Camacho Lopez was discharged from the hospital on Thursday and was returned to Pike, his attorney said.

“What is happening here is inevitable,” said Marc Stern, a public health expert and faculty member at the University of Washington. “None of this is a surprise. Once there is an appreciable level of infection inside, depending on how quickly they isolated people and took steps, anybody would’ve feared a spread pretty quickly.”

Dorien Ediger-Seto, senior attorney at the National Immigrant Justice Center, said ICE had a terrible track record of providing appropriate medical care to immigrants long before the COVID-19 pandemic.

"I often hear people joke that if anything is wrong with you, the nurses will tell you to drink water and take ibuprofen," said Ediger-Seto on a call with reporters. "It's really not an agency that is equipped or able to provide the type of care people need on a daily basis, let alone when there is such a serious infectious disease that has brought the world to its knees."

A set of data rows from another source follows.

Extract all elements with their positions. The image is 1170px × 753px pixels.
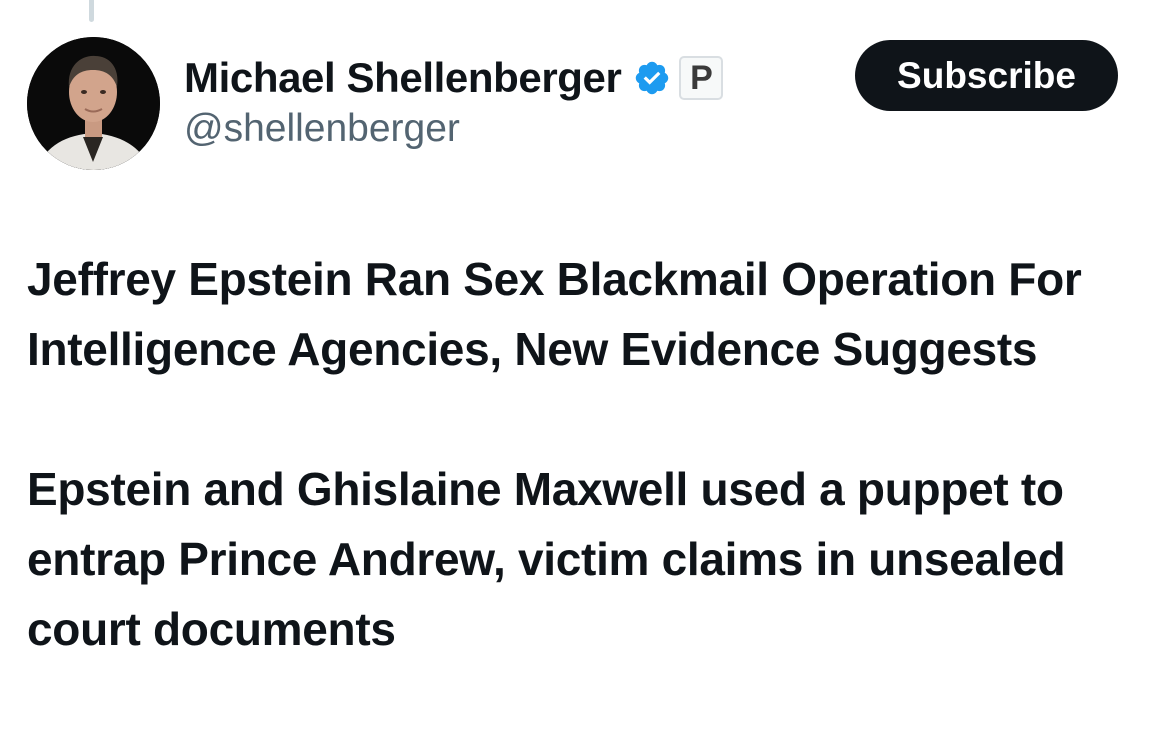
thread-connector-line bbox=[89, 0, 94, 22]
author-name-row: Michael Shellenberger P bbox=[184, 52, 724, 104]
avatar[interactable] bbox=[27, 37, 160, 170]
affiliate-badge[interactable]: P bbox=[679, 56, 724, 100]
verified-badge-icon[interactable] bbox=[633, 58, 673, 98]
author-display-name[interactable]: Michael Shellenberger bbox=[184, 57, 622, 99]
tweet-headline: Jeffrey Epstein Ran Sex Blackmail Operat… bbox=[27, 253, 1082, 375]
tweet-subheadline: Epstein and Ghislaine Maxwell used a pup… bbox=[27, 463, 1066, 655]
tweet-text: Jeffrey Epstein Ran Sex Blackmail Operat… bbox=[27, 244, 1137, 664]
subscribe-button[interactable]: Subscribe bbox=[855, 40, 1118, 111]
avatar-photo bbox=[27, 37, 160, 170]
author-handle[interactable]: @shellenberger bbox=[184, 107, 460, 151]
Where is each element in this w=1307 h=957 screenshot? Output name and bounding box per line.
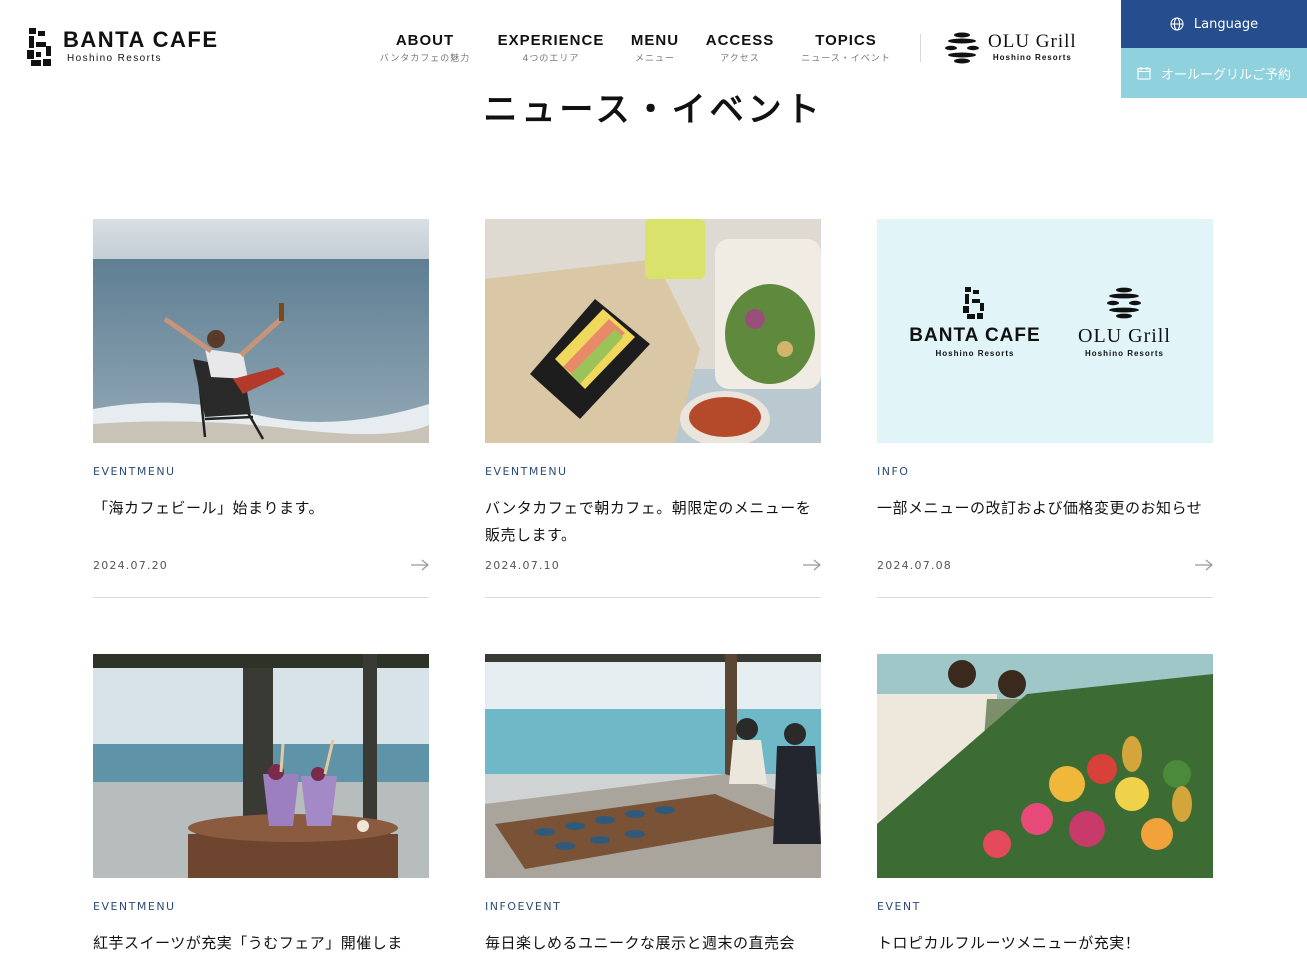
olu-grill-title: OLU Grill: [988, 31, 1077, 52]
card-title: 「海カフェビール」始まります。: [93, 499, 325, 517]
banner-olu-logo-text: OLU Grill: [1078, 325, 1171, 347]
nav-sublabel: メニュー: [634, 54, 675, 64]
nav-item-about[interactable]: ABOUT バンタカフェの魅力: [372, 32, 478, 66]
page-title: ニュース・イベント: [483, 90, 824, 130]
card-image-onigiri-breakfast: [485, 219, 821, 443]
card-image-pottery-table: [485, 654, 821, 878]
card-image-purple-drinks: [93, 654, 429, 878]
card-category: EVENT: [877, 900, 921, 913]
card-category: INFOEVENT: [485, 900, 562, 913]
banta-cafe-logo[interactable]: BANTA CAFE Hoshino Resorts: [27, 28, 219, 66]
nav-label: MENU: [630, 32, 680, 49]
card-title: バンタカフェで朝カフェ。朝限定のメニューを販売します。: [485, 499, 812, 544]
nav-label: EXPERIENCE: [497, 32, 605, 49]
card-date: 2024.07.20: [93, 559, 168, 572]
banner-olu-subtitle: Hoshino Resorts: [1084, 349, 1164, 358]
card-divider: [485, 597, 821, 598]
olu-grill-mark-icon: [945, 32, 979, 64]
card-title: 一部メニューの改訂および価格変更のお知らせ: [877, 499, 1203, 517]
nav-sublabel: アクセス: [720, 54, 760, 64]
nav-item-experience[interactable]: EXPERIENCE 4つのエリア: [496, 32, 606, 66]
card-image-beach-chair: [93, 219, 429, 443]
olu-grill-logo-link[interactable]: OLU Grill Hoshino Resorts: [944, 30, 1077, 66]
nav-label: TOPICS: [815, 32, 877, 49]
nav-sublabel: バンタカフェの魅力: [379, 54, 471, 64]
banner-banta-logo-text: BANTA CAFE: [909, 325, 1041, 346]
nav-sublabel: 4つのエリア: [522, 54, 580, 64]
card-divider: [93, 597, 429, 598]
nav-item-menu[interactable]: MENU メニュー: [626, 32, 684, 66]
nav-label: ACCESS: [705, 32, 775, 49]
card-title: トロピカルフルーツメニューが充実！: [877, 934, 1141, 952]
reservation-label: オールーグリルご予約: [1160, 67, 1291, 83]
logo-title: BANTA CAFE: [63, 27, 219, 52]
arrow-right-icon: [411, 559, 429, 571]
nav-sublabel: ニュース・イベント: [801, 54, 891, 64]
card-title: 毎日楽しめるユニークな展示と週末の直売会: [485, 934, 796, 952]
card-category: EVENTMENU: [93, 465, 176, 478]
card-category: EVENTMENU: [93, 900, 176, 913]
arrow-right-icon: [1195, 559, 1213, 571]
nav-divider: [920, 34, 921, 62]
olu-grill-subtitle: Hoshino Resorts: [992, 53, 1072, 62]
card-image-logos-banner: BANTA CAFE Hoshino Resorts OLU Grill Hos…: [877, 219, 1213, 443]
nav-item-access[interactable]: ACCESS アクセス: [700, 32, 780, 66]
card-image-tropical-fruits: [877, 654, 1213, 878]
language-button[interactable]: Language: [1121, 0, 1307, 48]
calendar-icon: [1137, 67, 1151, 80]
card-title: 紅芋スイーツが充実「うむフェア」開催しま: [93, 934, 403, 952]
card-category: INFO: [877, 465, 910, 478]
banner-banta-subtitle: Hoshino Resorts: [935, 349, 1015, 358]
card-category: EVENTMENU: [485, 465, 568, 478]
nav-item-topics[interactable]: TOPICS ニュース・イベント: [796, 32, 896, 66]
card-date: 2024.07.10: [485, 559, 560, 572]
nav-label: ABOUT: [395, 32, 455, 49]
arrow-right-icon: [803, 559, 821, 571]
card-date: 2024.07.08: [877, 559, 952, 572]
banta-logo-mark-icon: [27, 28, 51, 66]
language-label: Language: [1193, 16, 1259, 32]
card-divider: [877, 597, 1213, 598]
logo-subtitle: Hoshino Resorts: [67, 53, 162, 64]
globe-icon: [1170, 17, 1184, 31]
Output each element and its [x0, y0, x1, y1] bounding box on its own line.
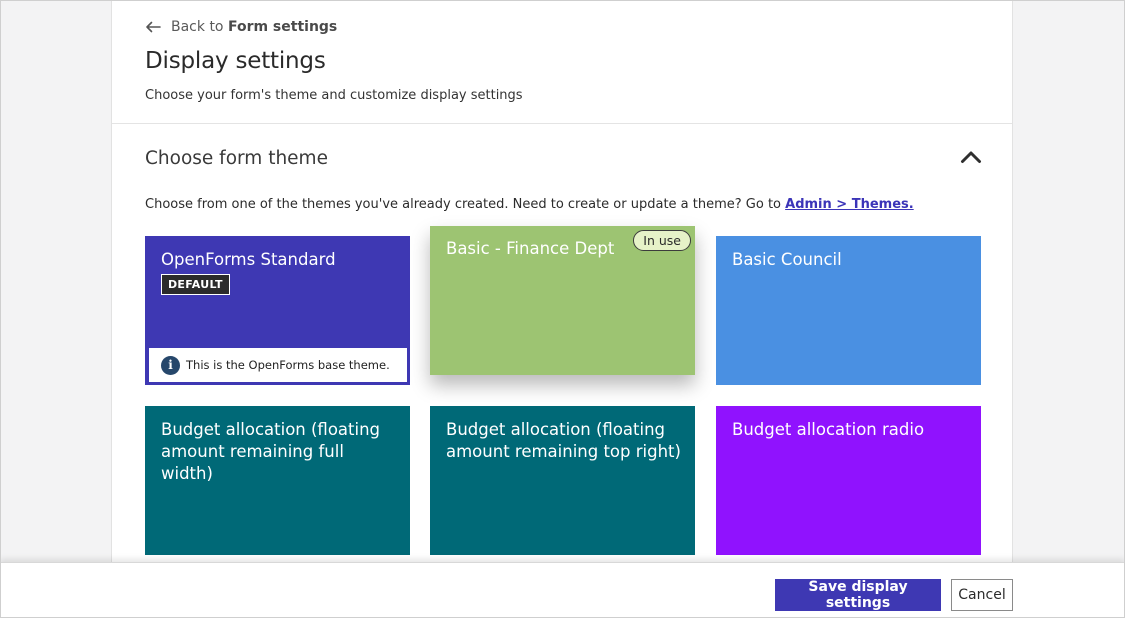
page-subtitle: Choose your form's theme and customize d…: [145, 88, 523, 103]
theme-name: OpenForms Standard: [161, 250, 336, 269]
theme-name: Budget allocation (floating amount remai…: [161, 420, 381, 483]
theme-note-text: This is the OpenForms base theme.: [186, 358, 390, 372]
collapse-section-button[interactable]: [958, 146, 984, 168]
default-badge: DEFAULT: [161, 274, 230, 295]
theme-note: i This is the OpenForms base theme.: [149, 348, 407, 382]
theme-card-budget-allocation-top-right[interactable]: Budget allocation (floating amount remai…: [430, 406, 695, 555]
back-link-label: Back to Form settings: [171, 19, 338, 35]
theme-name: Budget allocation (floating amount remai…: [446, 420, 681, 461]
admin-themes-link[interactable]: Admin > Themes.: [785, 197, 914, 212]
settings-panel: Back to Form settings Display settings C…: [111, 0, 1013, 618]
theme-name: Budget allocation radio: [732, 420, 925, 439]
theme-card-basic-council[interactable]: Basic Council: [716, 236, 981, 385]
arrow-left-icon: [146, 21, 161, 33]
save-display-settings-button[interactable]: Save display settings: [775, 579, 941, 611]
theme-card-basic-finance-dept[interactable]: Basic - Finance Dept In use: [430, 226, 695, 375]
page-title: Display settings: [145, 48, 326, 74]
theme-card-budget-allocation-full-width[interactable]: Budget allocation (floating amount remai…: [145, 406, 410, 555]
theme-card-openforms-standard[interactable]: OpenForms Standard DEFAULT i This is the…: [145, 236, 410, 385]
in-use-badge: In use: [633, 230, 691, 251]
theme-card-budget-allocation-radio[interactable]: Budget allocation radio: [716, 406, 981, 555]
theme-name: Basic Council: [732, 250, 842, 269]
header-divider: [112, 123, 1012, 124]
helper-text: Choose from one of the themes you've alr…: [145, 197, 786, 212]
cancel-button[interactable]: Cancel: [951, 579, 1013, 611]
section-title: Choose form theme: [145, 148, 328, 169]
theme-helper-text: Choose from one of the themes you've alr…: [145, 197, 914, 212]
footer-action-bar: Save display settings Cancel: [0, 562, 1125, 618]
chevron-up-icon: [961, 151, 981, 163]
info-icon: i: [161, 355, 180, 375]
back-to-form-settings-link[interactable]: Back to Form settings: [145, 17, 337, 37]
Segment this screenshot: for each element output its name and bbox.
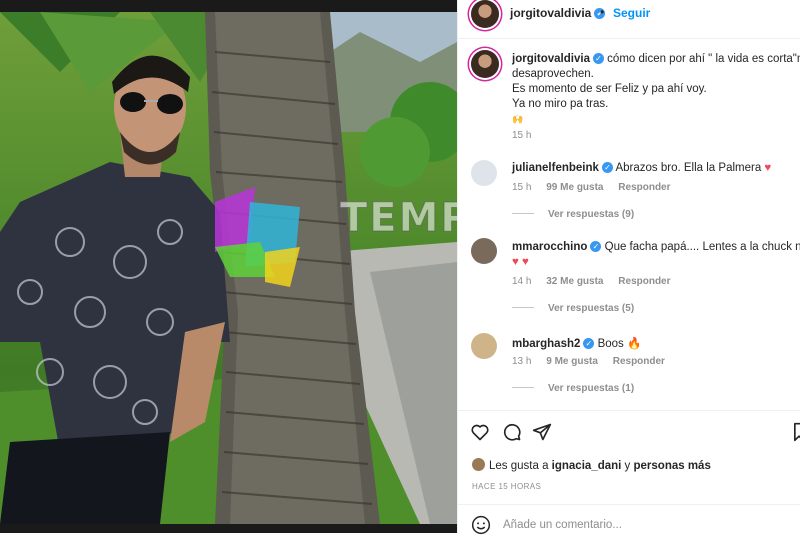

The way people are detained at ICE detention facilities also makes it impossible for immigrants to protect themselves from the coronavirus, Ediger-Seto said.

"Deportation is already a death sentence for many of our clients. But nobody deserves to die simply for waiting for their day in court,” he added.

Ediger-Seto said there is inconsistent access to cleaning and disinfectant supplies inside facilities like Otay Mesa. Immigrants are also forced to eat in their cells near toilets, and meals are often late because fewer detainees are willing to work for $1 a day in the kitchen and risk potential infection from fellow asymptomatic workers.

In an ACLU case that has resulted in orders approving the release of detainees from Pike County Correctional Facility and York County Prison in Pennsylvania, US District Court Judge John Jones said it was “clear” protective measures at the two prisons were not working.

“We can only expect the number of positive COVID-19 cases to increase in the coming days and weeks, and we cannot leave the most fragile among us to face that growing danger unprotected,” Jones wrote in a court filing.

ICE has identified 600 detainees for possible release because they have been deemed “vulnerable” to the coronavirus, according to an email sent to congressional staffers on Tuesday.

More than 160 have already been released as part of the effort.